The bill is making its way through the committee process with little opposition.

Childhood Obesity Legislation Moving with Broad Support
Legislation to increase physical activity among school students, H.F. 3115, authored by Rep. Kim Norton (DFL-Rochester) and S.F. 2753 authored by Sen. Terri Bonoff (DFL-Plymouth) encourages physical activity in schools and requires quality physical education.  The bill would establish statewide standards for quality physical education; help parents be informed of school health and wellness policies by requiring they be posted on school district web sites; require the development of quality recess guidelines by the Department of Education and asks the Department to track the amount of physical education offered; and create a Healthy Kids Awards program to encourage integration of physical activity into nonphysical education classes, recess, and other activities throughout the day to help children get the recommended 60 minutes per day of physical activity each day.

The bill passed the House Education policy committee on March 2nd and the Senate Education Policy Committee on March 3rd with enormous support.

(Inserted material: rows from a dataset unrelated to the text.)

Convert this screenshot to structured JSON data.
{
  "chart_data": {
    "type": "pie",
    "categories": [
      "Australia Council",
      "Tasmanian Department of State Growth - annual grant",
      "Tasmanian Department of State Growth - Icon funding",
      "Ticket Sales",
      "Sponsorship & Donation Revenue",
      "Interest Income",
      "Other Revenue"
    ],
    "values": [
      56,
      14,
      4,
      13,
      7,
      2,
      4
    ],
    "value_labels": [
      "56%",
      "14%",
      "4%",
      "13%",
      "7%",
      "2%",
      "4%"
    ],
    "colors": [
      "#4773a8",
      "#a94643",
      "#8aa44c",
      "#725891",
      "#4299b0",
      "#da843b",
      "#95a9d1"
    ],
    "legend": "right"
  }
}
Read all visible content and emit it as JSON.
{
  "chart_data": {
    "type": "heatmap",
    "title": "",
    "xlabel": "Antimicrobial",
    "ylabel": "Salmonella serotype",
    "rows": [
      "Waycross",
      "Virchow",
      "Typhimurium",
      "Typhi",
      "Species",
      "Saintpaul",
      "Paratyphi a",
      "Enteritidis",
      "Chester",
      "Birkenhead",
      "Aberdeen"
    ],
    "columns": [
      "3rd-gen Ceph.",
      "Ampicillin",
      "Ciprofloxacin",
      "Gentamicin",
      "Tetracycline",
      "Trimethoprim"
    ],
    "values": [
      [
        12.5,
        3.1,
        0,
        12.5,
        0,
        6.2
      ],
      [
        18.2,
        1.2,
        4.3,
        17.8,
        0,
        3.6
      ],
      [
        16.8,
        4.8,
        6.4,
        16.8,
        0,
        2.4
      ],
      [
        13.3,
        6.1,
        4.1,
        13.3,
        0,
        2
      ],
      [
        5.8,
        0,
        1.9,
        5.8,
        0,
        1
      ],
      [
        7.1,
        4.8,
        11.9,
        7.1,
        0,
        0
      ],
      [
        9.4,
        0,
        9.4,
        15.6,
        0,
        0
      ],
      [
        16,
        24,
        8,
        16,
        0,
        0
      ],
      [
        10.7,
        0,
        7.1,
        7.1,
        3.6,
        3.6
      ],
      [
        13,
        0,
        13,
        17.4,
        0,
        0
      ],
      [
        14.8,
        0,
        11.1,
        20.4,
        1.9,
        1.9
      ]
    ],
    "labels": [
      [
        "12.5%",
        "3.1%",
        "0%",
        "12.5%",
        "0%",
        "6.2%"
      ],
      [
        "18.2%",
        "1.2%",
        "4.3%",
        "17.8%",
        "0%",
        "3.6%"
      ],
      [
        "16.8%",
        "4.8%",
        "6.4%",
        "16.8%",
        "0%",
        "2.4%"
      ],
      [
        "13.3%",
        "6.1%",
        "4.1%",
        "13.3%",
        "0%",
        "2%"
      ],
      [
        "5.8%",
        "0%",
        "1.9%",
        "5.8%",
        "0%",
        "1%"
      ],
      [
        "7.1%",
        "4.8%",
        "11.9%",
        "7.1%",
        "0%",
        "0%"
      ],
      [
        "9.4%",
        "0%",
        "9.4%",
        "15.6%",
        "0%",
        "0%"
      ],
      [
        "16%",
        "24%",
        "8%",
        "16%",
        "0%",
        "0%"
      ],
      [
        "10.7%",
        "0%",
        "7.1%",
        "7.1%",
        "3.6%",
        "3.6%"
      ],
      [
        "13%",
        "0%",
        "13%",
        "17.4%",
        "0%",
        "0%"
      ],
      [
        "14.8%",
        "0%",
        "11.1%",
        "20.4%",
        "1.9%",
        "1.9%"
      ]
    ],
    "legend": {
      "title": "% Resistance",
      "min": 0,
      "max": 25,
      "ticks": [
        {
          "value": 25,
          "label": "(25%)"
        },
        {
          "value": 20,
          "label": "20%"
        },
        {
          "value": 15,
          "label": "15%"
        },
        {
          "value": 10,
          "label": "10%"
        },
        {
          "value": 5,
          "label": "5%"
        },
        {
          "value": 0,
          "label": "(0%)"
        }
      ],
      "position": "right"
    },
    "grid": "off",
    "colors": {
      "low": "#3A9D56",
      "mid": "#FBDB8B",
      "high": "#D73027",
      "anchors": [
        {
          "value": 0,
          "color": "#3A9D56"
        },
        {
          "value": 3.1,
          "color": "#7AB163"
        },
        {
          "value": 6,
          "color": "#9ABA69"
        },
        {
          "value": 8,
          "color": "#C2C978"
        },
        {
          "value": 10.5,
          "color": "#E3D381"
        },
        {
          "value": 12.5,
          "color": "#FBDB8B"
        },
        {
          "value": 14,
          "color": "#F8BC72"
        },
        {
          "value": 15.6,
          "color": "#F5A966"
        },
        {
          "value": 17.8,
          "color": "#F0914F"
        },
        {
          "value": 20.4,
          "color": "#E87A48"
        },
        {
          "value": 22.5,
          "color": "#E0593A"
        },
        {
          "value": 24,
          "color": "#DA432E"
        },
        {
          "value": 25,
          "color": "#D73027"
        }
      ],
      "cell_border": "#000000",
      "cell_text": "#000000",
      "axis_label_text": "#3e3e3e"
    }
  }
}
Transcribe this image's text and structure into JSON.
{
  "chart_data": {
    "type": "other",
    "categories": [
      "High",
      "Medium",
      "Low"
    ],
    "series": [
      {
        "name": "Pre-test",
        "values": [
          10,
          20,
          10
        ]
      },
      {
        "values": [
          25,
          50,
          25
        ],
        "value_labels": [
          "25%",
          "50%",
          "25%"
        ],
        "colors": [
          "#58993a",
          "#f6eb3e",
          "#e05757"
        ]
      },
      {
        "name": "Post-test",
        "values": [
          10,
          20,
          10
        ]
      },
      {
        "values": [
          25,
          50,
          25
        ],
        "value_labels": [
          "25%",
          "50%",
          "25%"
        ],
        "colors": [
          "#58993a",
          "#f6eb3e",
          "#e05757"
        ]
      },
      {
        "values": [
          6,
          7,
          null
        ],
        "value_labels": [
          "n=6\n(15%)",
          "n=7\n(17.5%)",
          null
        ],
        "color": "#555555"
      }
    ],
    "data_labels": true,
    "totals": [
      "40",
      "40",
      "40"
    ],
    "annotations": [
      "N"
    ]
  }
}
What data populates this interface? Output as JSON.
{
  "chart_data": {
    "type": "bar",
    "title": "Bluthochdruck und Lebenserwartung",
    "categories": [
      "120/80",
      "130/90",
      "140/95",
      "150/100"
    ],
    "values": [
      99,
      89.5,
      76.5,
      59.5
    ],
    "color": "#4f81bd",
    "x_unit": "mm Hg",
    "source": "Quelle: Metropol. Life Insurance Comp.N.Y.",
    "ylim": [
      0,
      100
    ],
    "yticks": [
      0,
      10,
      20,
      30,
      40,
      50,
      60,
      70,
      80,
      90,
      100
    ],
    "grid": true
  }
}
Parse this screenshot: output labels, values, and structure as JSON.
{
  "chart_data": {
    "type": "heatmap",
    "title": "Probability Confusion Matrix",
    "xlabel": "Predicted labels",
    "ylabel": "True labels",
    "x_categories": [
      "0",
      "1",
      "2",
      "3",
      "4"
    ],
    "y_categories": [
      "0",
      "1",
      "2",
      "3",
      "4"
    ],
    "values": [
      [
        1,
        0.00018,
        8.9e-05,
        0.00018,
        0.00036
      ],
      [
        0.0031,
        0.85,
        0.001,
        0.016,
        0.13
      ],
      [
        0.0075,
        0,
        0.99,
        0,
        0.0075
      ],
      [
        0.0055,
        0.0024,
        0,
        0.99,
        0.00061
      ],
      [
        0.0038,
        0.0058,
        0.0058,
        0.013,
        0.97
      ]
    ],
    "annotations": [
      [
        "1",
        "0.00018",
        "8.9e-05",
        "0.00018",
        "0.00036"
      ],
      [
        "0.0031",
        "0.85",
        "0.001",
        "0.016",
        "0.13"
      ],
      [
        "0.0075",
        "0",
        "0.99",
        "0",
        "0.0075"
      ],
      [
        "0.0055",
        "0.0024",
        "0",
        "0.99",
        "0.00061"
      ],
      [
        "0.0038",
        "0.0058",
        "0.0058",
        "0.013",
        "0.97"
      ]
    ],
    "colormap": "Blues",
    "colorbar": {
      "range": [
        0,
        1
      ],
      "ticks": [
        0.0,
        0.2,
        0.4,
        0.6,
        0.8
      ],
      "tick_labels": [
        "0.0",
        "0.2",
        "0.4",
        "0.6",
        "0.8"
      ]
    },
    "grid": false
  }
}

Next up are the respective Education Finance committees in each body.

Additionally, the Senate Transportation committee has passed the Complete Streets bill (S.F. 2461, Lourey- DFL-Kerrick). The bill intends to promote more opportunities for walking and physical activities by asking transportation planners and engineers to consistently design and alter the right-of-way with all users in mind.  When streets are safe for walking and biking, more people can choose to incorporate physical activity into their lives.